Two hours later, they had played more cards and broken into one of the games that Booth had bought for Christine even though "she won't be developmentally prepared to play most of these until she is at least eight or nine years old, Booth." They had played Payday, laughing at the silly postcards they got in the mail and speculating wildly. Brennan won this one and did a little dance on the way to the kitchen with her wine glass.

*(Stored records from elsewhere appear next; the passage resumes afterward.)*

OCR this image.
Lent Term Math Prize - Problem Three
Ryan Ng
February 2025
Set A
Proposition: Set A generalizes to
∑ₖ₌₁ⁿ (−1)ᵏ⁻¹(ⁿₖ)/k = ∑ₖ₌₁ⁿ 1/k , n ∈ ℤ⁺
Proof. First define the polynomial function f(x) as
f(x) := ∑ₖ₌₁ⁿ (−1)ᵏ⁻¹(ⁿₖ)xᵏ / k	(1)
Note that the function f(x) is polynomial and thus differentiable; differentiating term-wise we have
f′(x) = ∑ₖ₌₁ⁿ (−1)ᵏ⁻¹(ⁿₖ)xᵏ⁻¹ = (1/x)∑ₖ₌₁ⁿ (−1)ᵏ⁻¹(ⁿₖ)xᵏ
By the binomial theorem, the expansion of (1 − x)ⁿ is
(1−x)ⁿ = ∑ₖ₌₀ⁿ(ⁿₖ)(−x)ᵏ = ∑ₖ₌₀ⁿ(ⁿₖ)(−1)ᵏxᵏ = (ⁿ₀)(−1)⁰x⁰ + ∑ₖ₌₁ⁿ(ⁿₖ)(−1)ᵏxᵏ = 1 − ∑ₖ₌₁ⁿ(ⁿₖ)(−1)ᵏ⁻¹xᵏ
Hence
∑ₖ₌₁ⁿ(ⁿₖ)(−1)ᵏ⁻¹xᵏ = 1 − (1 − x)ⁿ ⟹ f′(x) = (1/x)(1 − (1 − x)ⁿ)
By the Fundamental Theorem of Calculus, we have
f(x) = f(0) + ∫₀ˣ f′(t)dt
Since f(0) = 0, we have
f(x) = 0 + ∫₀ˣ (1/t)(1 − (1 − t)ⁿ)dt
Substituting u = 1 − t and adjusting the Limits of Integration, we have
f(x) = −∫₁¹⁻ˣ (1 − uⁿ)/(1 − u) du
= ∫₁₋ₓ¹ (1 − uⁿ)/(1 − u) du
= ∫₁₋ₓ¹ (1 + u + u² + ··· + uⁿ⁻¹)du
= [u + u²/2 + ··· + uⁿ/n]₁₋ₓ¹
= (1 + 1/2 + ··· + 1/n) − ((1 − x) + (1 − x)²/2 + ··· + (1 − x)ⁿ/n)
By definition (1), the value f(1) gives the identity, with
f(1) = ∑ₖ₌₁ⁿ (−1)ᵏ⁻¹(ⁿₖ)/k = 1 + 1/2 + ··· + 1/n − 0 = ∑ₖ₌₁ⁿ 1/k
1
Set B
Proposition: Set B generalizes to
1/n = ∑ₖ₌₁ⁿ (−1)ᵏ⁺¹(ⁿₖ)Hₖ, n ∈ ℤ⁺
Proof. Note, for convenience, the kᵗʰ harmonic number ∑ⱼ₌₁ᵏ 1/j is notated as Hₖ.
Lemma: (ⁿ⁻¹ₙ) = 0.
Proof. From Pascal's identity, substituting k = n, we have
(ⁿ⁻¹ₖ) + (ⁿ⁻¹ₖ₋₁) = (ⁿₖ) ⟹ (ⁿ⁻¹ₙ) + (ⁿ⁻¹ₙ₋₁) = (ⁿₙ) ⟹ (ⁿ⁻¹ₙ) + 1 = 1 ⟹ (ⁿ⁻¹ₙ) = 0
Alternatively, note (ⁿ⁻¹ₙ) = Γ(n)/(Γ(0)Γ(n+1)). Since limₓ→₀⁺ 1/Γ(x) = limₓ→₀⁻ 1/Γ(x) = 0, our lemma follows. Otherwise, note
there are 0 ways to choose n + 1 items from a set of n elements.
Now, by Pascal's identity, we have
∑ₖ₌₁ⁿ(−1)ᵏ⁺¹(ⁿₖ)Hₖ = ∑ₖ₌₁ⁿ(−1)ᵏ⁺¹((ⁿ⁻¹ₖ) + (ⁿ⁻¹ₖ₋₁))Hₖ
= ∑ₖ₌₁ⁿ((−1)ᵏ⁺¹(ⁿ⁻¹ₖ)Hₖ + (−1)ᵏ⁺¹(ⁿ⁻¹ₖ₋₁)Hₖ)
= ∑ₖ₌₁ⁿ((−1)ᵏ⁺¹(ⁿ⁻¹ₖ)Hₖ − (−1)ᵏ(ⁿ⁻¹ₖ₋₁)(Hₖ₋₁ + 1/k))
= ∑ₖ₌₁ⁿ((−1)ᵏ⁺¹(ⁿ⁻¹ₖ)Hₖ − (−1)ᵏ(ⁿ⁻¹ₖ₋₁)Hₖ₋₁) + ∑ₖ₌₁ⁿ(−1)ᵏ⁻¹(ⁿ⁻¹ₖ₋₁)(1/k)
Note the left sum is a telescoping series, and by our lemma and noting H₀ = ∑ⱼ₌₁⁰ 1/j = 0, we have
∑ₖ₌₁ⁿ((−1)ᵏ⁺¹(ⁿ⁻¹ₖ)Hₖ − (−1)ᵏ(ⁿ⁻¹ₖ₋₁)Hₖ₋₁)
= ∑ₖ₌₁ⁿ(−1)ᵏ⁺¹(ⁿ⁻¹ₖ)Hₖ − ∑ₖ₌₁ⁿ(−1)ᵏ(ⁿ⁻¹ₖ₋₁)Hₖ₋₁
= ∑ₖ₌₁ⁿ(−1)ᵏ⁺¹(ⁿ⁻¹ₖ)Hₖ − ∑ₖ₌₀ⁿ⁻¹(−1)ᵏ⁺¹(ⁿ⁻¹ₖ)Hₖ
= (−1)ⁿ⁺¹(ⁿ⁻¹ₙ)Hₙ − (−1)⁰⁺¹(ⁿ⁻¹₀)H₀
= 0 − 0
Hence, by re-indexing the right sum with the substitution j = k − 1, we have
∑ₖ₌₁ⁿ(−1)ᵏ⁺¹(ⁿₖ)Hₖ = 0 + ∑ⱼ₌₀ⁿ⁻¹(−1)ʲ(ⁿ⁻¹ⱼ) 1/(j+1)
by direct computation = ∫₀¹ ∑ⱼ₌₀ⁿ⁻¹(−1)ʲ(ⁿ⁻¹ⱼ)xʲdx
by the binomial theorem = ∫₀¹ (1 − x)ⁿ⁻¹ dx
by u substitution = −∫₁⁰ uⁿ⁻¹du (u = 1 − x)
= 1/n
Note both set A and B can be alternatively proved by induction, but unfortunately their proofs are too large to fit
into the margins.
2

"Did you just shimmy, Bones?"

"What? No, not at all. I just...did a little victory dance that Russ and I made up." She dared him to make something of it. He let it go and moved in once her hands were free, pulling her close against his body and dancing her around the island, flicking off the lights as he went. She laughed and went boneless, letting her dead weight slow him to a stop near the wall by the stairs. Leading up. To their bedroom. Her head pressed into his chest, hard. Her face was hidden beneath her hair, against his shirt.

"Bones." He growled.

Her hands slipped up, reluctantly, to tighten around his neck as she straightened and tipped her head back. He watched the smile fade from her face and her beautiful blue eyes were watchful again. What was she looking for? As he wondered if he should kiss her, she arched up smoothly and kissed him, hard. He didn't need words or any more of an invitation than that. He forced her mouth open and held her face in his. Let her try to take this away from him, just fucking try. Like that, he was angry again. Angry at Pelant for making him work for what was his, what was theirs. There shouldn't be any doubt. He shouldn't wonder if he could kiss her, if she wanted him to.

She kissed him back, her mouth hot and needy under his. He stroked her mouth with his tongue, her tongue with his. She tasted so good. Bitter and sweet and all Bones. And then she ripped her mouth from his, panting and arching away from him now and it was all he could do to hold on to her, using his strength to reel her back into his body. This time, he curled into her, clutched her struggling body against him, pressed his face against her neck. She stilled, stiff in his arms, but not fighting him.

"Booth. Let me go."

"I can't. I don't want to. Why do you want me to?" He spoke, low and harsh, against her throat.

"I need space. I need...I"

"Give me a minute, okay? Just a minute." He breathed her in, memorized the shape of her under his arms for later. Before he let her go, he whispered in her ear. Played his trump card, gave up his best story, early in the game. But it wouldn't do him any good later, if he lost the game now.

"How many times do you figure I saved your life?" He spoke low, in her ear, against her jaw, his lips moving as he spoke, almost like a kiss.

She wasn't sure what he meant. "I...I don't know."

"Well, whatever number you come up with, add one to it. One time I saved your life that you don't know about. Until now." Before she could stop him, he pressed one last hard kiss to her lips. "I love you, Bones. See you in the morning."

He turned and walked up the stairs to their room. He was awake a long time, listening to her move around the kitchen and living room, straightening up. He heard her go into her office, but after that he had to pretend. He would have to have bionic hearing to hear what he thought he heard. The sound of her settling herself on the couch, blanket over her lap. The snick of the lamp turning on. The whisper of pages being turned. The catch of her breath as she tried not to cry.